One of the moments I remember best of Kari wasn't about riding, however. It was when his wife had breast cancer, and he was so worried about losing her. One day I was at his dealership buying yet another part (we old boxer owners did that on a very regular basis) and he talked to me about what was going on with his wife's illness -- and broke down in tears. I hugged and comforted as best I could -- we were standing and he was quite a bit taller -- but he was as sincere in his grief and fear as he always was in his cowboylike fervor for riding. Dave and I ran into Kari at a motorcycle show once when I was pregnant with Julian, and he happily gushed about his oldest daughter getting engaged. Though he was a very very well-known rider and advocate for adventure riding, he was first and foremost a family man. (Thankfully his wife survived.)

I saw Kari at his dealership for the last time a few months ago. He'd slowed down a little, mostly because of some persistent respiratory illness, but was still his usual warm and friendly and enthusiastic self. It seems that same illness finally claimed him yesterday. He was only 62.

I know few people who more embody life and energy than him, and it's incredible he survived the countless daring adventures and crazy risks he leaped into happily. He was a really really fast and brave rider, taking on challenges that most would never dare, joking about his advancing age.

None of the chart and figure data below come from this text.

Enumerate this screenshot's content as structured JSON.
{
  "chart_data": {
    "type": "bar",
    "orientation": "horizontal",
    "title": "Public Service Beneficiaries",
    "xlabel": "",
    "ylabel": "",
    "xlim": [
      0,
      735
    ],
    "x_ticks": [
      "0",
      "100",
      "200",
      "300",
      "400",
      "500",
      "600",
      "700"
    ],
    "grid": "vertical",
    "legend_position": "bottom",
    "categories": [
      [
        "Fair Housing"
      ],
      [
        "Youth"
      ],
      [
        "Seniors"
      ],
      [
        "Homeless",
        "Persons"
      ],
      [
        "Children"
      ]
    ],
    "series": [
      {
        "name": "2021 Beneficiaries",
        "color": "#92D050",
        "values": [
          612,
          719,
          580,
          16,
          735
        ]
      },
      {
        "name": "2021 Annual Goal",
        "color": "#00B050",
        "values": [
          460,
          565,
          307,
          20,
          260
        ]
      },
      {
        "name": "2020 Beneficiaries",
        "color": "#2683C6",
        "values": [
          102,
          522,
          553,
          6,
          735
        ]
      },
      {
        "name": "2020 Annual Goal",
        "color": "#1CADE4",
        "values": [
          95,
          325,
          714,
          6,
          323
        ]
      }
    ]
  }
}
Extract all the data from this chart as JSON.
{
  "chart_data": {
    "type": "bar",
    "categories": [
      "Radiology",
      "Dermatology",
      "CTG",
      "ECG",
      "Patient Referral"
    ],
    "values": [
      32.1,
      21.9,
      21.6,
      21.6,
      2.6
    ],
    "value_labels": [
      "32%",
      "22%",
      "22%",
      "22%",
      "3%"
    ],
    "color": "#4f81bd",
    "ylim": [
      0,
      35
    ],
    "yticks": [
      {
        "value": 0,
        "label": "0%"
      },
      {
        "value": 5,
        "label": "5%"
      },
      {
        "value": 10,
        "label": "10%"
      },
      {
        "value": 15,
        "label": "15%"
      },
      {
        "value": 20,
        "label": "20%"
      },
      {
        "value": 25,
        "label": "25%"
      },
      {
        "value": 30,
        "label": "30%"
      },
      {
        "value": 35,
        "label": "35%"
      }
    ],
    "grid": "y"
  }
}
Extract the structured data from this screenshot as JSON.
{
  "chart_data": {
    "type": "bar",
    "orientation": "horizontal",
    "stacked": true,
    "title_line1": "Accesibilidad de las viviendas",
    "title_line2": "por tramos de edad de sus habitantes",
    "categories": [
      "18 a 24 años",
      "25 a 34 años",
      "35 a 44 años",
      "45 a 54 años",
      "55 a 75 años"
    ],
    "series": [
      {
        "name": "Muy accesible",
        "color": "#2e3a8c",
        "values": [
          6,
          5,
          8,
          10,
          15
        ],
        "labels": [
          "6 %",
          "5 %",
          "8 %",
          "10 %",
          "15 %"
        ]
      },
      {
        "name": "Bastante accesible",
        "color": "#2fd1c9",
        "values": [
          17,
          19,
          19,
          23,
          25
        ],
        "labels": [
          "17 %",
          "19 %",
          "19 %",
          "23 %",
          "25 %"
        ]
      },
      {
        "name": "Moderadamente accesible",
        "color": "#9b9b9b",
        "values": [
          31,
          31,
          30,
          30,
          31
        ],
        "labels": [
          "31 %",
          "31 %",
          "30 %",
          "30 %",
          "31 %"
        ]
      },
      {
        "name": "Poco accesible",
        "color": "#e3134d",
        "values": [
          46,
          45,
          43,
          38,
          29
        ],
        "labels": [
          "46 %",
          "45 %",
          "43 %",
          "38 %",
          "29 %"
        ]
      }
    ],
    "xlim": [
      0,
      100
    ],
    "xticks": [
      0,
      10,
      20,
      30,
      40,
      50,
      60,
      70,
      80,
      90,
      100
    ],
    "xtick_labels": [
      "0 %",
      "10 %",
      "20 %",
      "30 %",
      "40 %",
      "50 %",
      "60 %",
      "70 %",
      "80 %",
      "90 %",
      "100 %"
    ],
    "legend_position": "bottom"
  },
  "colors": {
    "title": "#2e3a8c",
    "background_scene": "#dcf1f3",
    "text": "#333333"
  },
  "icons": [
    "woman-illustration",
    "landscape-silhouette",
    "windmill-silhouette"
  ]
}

It almost seems unfair that he died for a relatively useless and not-fun reason; I can just imagine him saying he'd much rather die doing while something he really loved than be taken by a stupid cough. Then again, he was with his beloved wife and daughters, and that to him probably would be the best place to be.

A huge part of me and my past life is gone with him too. Though I wasn't running into him weekly as I was for many years, he was instrumental in a very major part of my life.

I'm not sure I can handle this memorial.


1 comment:

Louise said...

This post is a powerful tribute to Kari's influence on your life.

I hope you do go to the memorial. It will help his family to see lots of friends there, to know the community cares so much about him. Just showing up is important. If you can tell a member of his family this same story, it will be a great gift to them. If not this week, then later. If not in person, then in a card or letter. It still comforts my mother four years later when one of my step father's co-workers tells her a memory of Bob.

I'm so sorry for the loss of your friend. Rest in peace, Kari.